Coûteux pour l'Unédic, ce mécanisme permettant aux salariés et employeurs de mettre fin à un CDI d'un commun accord est visé par des mesures d'économies. Retour sur une réforme plébiscitée dans les entreprises, victime de son succès.
C'est une formule qui arrange à la fois le patronat et les salariés, mais moins les comptes de l'Unédic, l'organisme qui gère l'assurance-chômage… En 2024, les ruptures conventionnelles ont représenté 21 % des dépenses d'allocations chômage, soit un peu plus de 9 milliards d'euros.
Une facture salée qui a poussé le gouvernement à regarder de plus près ce mécanisme permettant aux salariés et aux employeurs de rompre un CDI d'un commun accord. Dans un contexte de recherche d'économies tous azimuts, le ministre du Travail, Jean-Pierre Farandou, a demandé aux partenaires sociaux de se mettre d'accord pour réaliser 400 millions d'euros d'économies sur les ruptures conventionnelles.
Alors que la dernière réunion de négociation sur le sujet entre les syndicats et les représentants du patronat doit avoir lieu ce mercredi 25 février, retour en quelques points sur ce mécanisme très apprécié des salariés.
1. A l'origine, une proposition patronale
Laurence Parisot, ancienne présidente du Medef, fut l'une des premières à imaginer ce mécanisme de rupture d'un contrat de travail d'un commun accord. « J'ai eu cette idée, avec deux ou trois autres personnes, en faisant la comparaison avec le divorce. Jusqu'au milieu des années 1970, il n'y avait pas d'autres formules que le divorce par faute. Jusqu'à ce que, en 1975, on invente le divorce par consentement mutuel.

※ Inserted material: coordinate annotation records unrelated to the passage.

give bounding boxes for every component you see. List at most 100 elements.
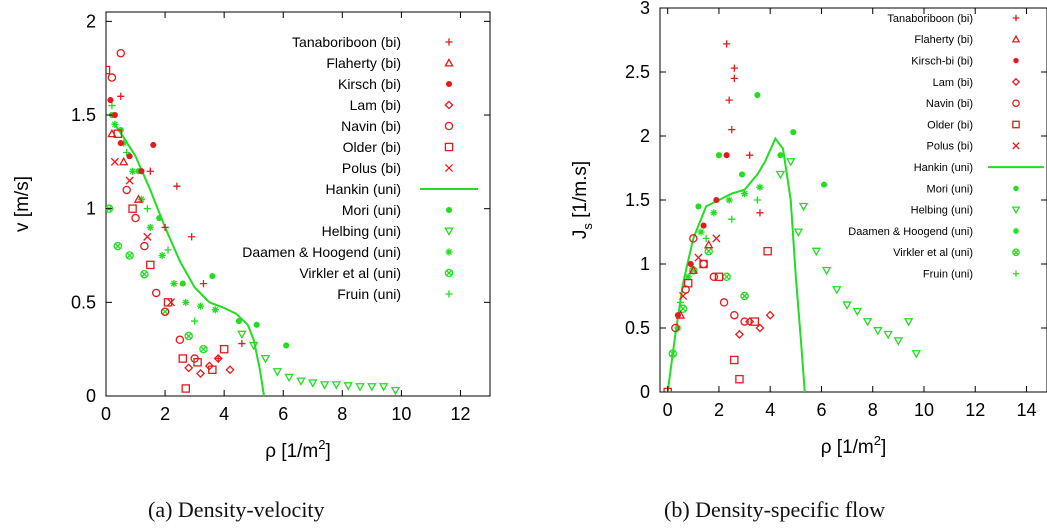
data-point <box>146 223 154 232</box>
data-point <box>723 40 731 48</box>
chart-density-velocity: 0 2 4 6 8 10 12 0 0.5 1 1.5 2 Tanaboriboon (bi) Flah… <box>12 11 491 462</box>
data-point <box>175 335 185 345</box>
data-point <box>811 247 822 257</box>
legend-marker <box>444 58 454 67</box>
caption-density-velocity: (a) Density-velocity <box>148 497 325 522</box>
legend-marker <box>1011 77 1021 87</box>
data-point <box>734 329 744 339</box>
data-point <box>699 259 708 269</box>
data-point <box>763 246 772 256</box>
legend-marker <box>444 121 454 131</box>
data-point <box>213 354 223 364</box>
legend-label: Daamen & Hoogend (uni) <box>848 226 973 238</box>
x-tick-label: 14 <box>1016 400 1036 420</box>
legend-label: Hankin (uni) <box>326 181 401 197</box>
legend-marker <box>445 80 453 88</box>
legend-marker <box>444 100 454 110</box>
legend-marker <box>1012 120 1020 129</box>
data-point <box>367 383 377 392</box>
data-point <box>248 341 259 351</box>
data-point <box>138 168 145 175</box>
data-point <box>798 202 809 212</box>
data-point <box>146 167 154 175</box>
legend-marker <box>1011 34 1021 43</box>
data-point <box>156 214 163 222</box>
data-point <box>272 368 283 377</box>
data-point <box>125 251 134 260</box>
legend-marker <box>445 290 453 298</box>
data-point <box>133 194 144 203</box>
data-point <box>725 196 733 204</box>
data-point <box>775 170 786 180</box>
legend-item: Lam (bi) <box>350 97 454 113</box>
plot-marks <box>663 40 921 392</box>
data-point <box>110 157 119 166</box>
legend-label: Flaherty (bi) <box>914 34 973 46</box>
data-point <box>714 272 724 282</box>
data-point <box>209 273 216 280</box>
y-axis-label: v [m/s] <box>12 176 33 232</box>
x-tick-label: 8 <box>868 400 878 420</box>
legend-label: Kirsch-bi (bi) <box>911 55 973 67</box>
plot-marks <box>106 48 401 396</box>
y-tick-label: 1.5 <box>625 190 650 210</box>
legend-marker <box>1012 227 1020 235</box>
y-tick-label: 0.5 <box>71 292 96 312</box>
data-point <box>355 383 365 392</box>
legend-marker <box>1012 14 1020 22</box>
data-point <box>140 269 149 279</box>
data-point <box>146 260 155 270</box>
data-point <box>204 361 214 371</box>
data-point <box>378 383 389 392</box>
data-point <box>712 234 721 243</box>
data-point <box>283 342 290 349</box>
data-point <box>756 183 764 191</box>
x-tick-label: 12 <box>450 404 470 424</box>
data-point <box>702 234 710 242</box>
y-tick-label: 3 <box>640 0 650 18</box>
y-tick-label: 0 <box>640 382 650 402</box>
data-point <box>123 148 131 157</box>
y-tick-label: 2 <box>86 11 96 31</box>
data-point <box>191 317 199 325</box>
legend-item: Helbing (uni) <box>911 205 1021 217</box>
data-point <box>119 156 129 166</box>
legend-item: Daamen & Hoogend (uni) <box>848 226 1020 238</box>
data-point <box>676 298 685 306</box>
data-point <box>679 291 688 301</box>
x-tick-label: 2 <box>160 404 170 424</box>
x-tick-label: 0 <box>101 404 111 424</box>
data-point <box>704 246 713 256</box>
y-tick-label: 2 <box>640 126 650 146</box>
legend-marker <box>444 268 454 278</box>
legend-label: Kirsch (bi) <box>338 76 401 92</box>
legend-label: Virkler et al (uni) <box>299 265 401 281</box>
data-point <box>319 381 330 390</box>
legend-marker <box>445 38 453 46</box>
data-point <box>675 310 686 319</box>
data-point <box>260 355 271 364</box>
data-point <box>117 92 125 100</box>
axis-ticks: 0 2 4 6 8 10 12 0 0.5 1 1.5 2 <box>71 11 490 424</box>
data-point <box>181 384 191 393</box>
data-point <box>695 203 702 210</box>
data-point <box>161 223 169 232</box>
x-tick-label: 8 <box>337 404 347 424</box>
data-point <box>107 73 117 82</box>
data-point <box>164 246 172 254</box>
data-point <box>703 239 714 249</box>
data-point <box>730 310 739 320</box>
data-point <box>728 126 736 134</box>
series-line <box>114 123 266 396</box>
data-point <box>738 171 746 178</box>
data-point <box>117 140 124 147</box>
data-point <box>143 232 152 241</box>
axis-ticks: 0 2 4 6 8 10 12 14 0 0.5 1 1.5 2 2.5 3 <box>625 0 1047 420</box>
data-point <box>182 298 190 306</box>
caption-density-specific-flow: (b) Density-specific flow <box>664 497 886 522</box>
legend-item: Flaherty (bi) <box>326 55 454 71</box>
data-point <box>107 128 117 138</box>
legend: Tanaboriboon (bi) Flaherty (bi) Kirsch (bi… <box>242 34 478 302</box>
data-point <box>219 344 229 354</box>
legend-item: Navin (bi) <box>341 118 454 134</box>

J'ai essayé de le transposer dans le marché du travail », raconte l'ancienne présidente de l'organisation patronale dans une vidéo des « Echos ».
A l'inverse de la démission, dont le salarié peut être à l'initiative seul mais qui n'ouvre pas de droits à l'assurance-chômage, la rupture conventionnelle nécessite l'accord des deux parties mais permet au salarié de partir avec une indemnité et de toucher des allocations chômage par la suite. Le licenciement, de son côté, ne peut intervenir qu'en cas de faute du salarié ou pour motifs économiques.
Sur un CV, la rupture conventionnelle est moins stigmatisante qu'un licenciement, estimaient encore ses défenseurs au moment du vote de la loi. L'objectif était de flexibiliser le marché du travail en facilitant les embauches en CDI (ce qui s'est produit puisque la proportion de CDI a nettement augmenté ces dix dernières années), mais aussi les ruptures en cas d'inadéquations entre le salarié et l'employeur. La loi entre dans le Code du travail en 2008.
2. Un succès qui est allé crescendo
En 2024, 515.000 ruptures conventionnelles ont été recensées. Un chiffre qui a grimpé de 63,3 % depuis 2015, où 315.000 personnes en avaient bénéficié. A titre de comparaison, c'est presque autant que les 507.000 licenciements pour motifs personnels et les 76.000 licenciements économiques qui ont été recensés cette année-là. Mais le nombre de démissions reste largement supérieur et atteint encore 1,9 million en 2024.
L'augmentation du nombre de salariés qui ont recours aux ruptures conventionnelles a alimenté les suspicions dans la classe politique sur un dispositif jugé « trop avantageux ». Les salariés qui en bénéficient ont notamment été accusés de « profiter » des allocations chômage sans chercher suffisamment rapidement un nouvel emploi.
Le dispositif est également pointé du doigt pour ne pas avoir atteint suffisamment son but de limiter les licenciements. Selon plusieurs études, seuls 12 % des licenciements pour motifs personnels auraient été remplacés par des ruptures conventionnelles.
3. Des mesures sur la table pour limiter les abus et faire des économies
La suppression du mécanisme de rupture conventionnelle n'est pas à l'ordre du jour, mais le gouvernement estime que certains en abusent et veut le durcir. A l'automne dernier, l'exécutif voulait porter de 30 % à 40 % le niveau des cotisations patronales sur les indemnités de rupture, mais les députés s'y sont opposés dans le cadre du budget.